Blu & Exile – “Maybe One Day”
Ab-Soul – “You’re Gone”
Another guy with a strong cult-like following that I listened to was Ab-Soul. Sure, the song I listened is his newest release, “You’re Gone”, and I am completely not feeling this track. But, although I am completely not feeling this track, Ab-Soul’s earlier tracks remind me of a late 1990s Ras Kass – that West Coast regular guy rap artist with an extremely knowledgeable palate and not afraid to write from it. I suppose might offend some, but Ras Kas was not always getting socked by The Game and doing macaroni picture art with bullets on the ground. The pro’s and the con’s of immediate access to one’s fan base, I guess.

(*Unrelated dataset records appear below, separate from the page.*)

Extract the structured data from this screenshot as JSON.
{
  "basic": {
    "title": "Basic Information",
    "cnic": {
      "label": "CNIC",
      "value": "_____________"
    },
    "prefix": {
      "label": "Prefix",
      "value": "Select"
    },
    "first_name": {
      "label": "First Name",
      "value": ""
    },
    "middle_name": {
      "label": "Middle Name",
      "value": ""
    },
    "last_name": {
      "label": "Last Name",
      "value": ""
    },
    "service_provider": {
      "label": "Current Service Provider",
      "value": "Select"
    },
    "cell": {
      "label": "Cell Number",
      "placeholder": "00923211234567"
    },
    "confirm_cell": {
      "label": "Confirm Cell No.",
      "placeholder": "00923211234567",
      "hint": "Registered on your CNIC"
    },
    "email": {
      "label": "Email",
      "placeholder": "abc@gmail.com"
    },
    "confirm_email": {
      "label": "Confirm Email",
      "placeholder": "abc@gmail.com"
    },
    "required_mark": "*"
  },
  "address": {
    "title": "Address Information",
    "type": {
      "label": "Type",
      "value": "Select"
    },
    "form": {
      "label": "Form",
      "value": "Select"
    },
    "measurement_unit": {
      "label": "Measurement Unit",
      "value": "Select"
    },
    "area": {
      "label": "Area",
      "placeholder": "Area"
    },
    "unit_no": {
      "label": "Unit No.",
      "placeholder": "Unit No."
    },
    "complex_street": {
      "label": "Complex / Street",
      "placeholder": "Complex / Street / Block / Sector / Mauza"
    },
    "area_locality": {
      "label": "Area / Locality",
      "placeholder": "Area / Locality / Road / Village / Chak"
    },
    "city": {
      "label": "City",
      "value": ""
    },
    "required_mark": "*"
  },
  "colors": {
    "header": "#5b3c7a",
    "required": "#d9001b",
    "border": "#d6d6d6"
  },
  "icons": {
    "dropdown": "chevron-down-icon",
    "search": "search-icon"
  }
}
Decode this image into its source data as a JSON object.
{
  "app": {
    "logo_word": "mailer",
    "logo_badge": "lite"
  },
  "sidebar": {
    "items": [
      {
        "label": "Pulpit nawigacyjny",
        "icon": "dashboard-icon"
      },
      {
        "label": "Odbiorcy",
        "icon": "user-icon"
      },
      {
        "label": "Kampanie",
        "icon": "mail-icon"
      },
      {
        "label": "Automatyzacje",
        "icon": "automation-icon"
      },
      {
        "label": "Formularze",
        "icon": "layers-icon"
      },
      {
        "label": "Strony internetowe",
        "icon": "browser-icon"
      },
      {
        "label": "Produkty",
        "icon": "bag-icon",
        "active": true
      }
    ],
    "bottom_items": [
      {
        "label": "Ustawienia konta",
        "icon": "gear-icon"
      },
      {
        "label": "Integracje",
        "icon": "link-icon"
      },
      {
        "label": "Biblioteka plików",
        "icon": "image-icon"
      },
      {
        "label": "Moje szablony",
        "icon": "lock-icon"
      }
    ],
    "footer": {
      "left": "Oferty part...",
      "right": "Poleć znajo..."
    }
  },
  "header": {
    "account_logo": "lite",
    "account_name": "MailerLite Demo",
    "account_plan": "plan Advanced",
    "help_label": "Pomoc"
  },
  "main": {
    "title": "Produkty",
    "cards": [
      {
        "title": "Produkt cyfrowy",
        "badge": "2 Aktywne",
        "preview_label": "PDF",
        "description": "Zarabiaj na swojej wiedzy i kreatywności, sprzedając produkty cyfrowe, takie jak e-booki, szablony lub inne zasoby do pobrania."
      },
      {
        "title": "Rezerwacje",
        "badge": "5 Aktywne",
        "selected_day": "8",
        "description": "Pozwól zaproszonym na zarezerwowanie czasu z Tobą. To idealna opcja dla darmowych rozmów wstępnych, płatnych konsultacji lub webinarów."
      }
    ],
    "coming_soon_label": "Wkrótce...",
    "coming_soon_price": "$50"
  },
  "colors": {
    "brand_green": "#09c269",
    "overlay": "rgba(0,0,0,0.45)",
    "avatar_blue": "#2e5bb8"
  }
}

Ras Kass – “The Nature Of The Threat”
Ab-Soul – “Terrorist Threats”
Which is what I believe is driving more and more of the deep seated fan appeal. The culture of the sycophant is much more stronger now that the stanbase(coined it first) can inject their favorite artist into their lives with such alacrity and consistency, I mean, hell, even at the workplace it has become almost assumed the worker is some how plugged in the online world, either via their phone or their mp3 player or even possibly a tablet, depending on the job. With the need for the regular guy to contend with the “superhero” follower, I can understand how certain rap acts have become something like ideologues that provide the average person a favorite character to champion and siphon style clues from.
Owl just will not be joining the clubs.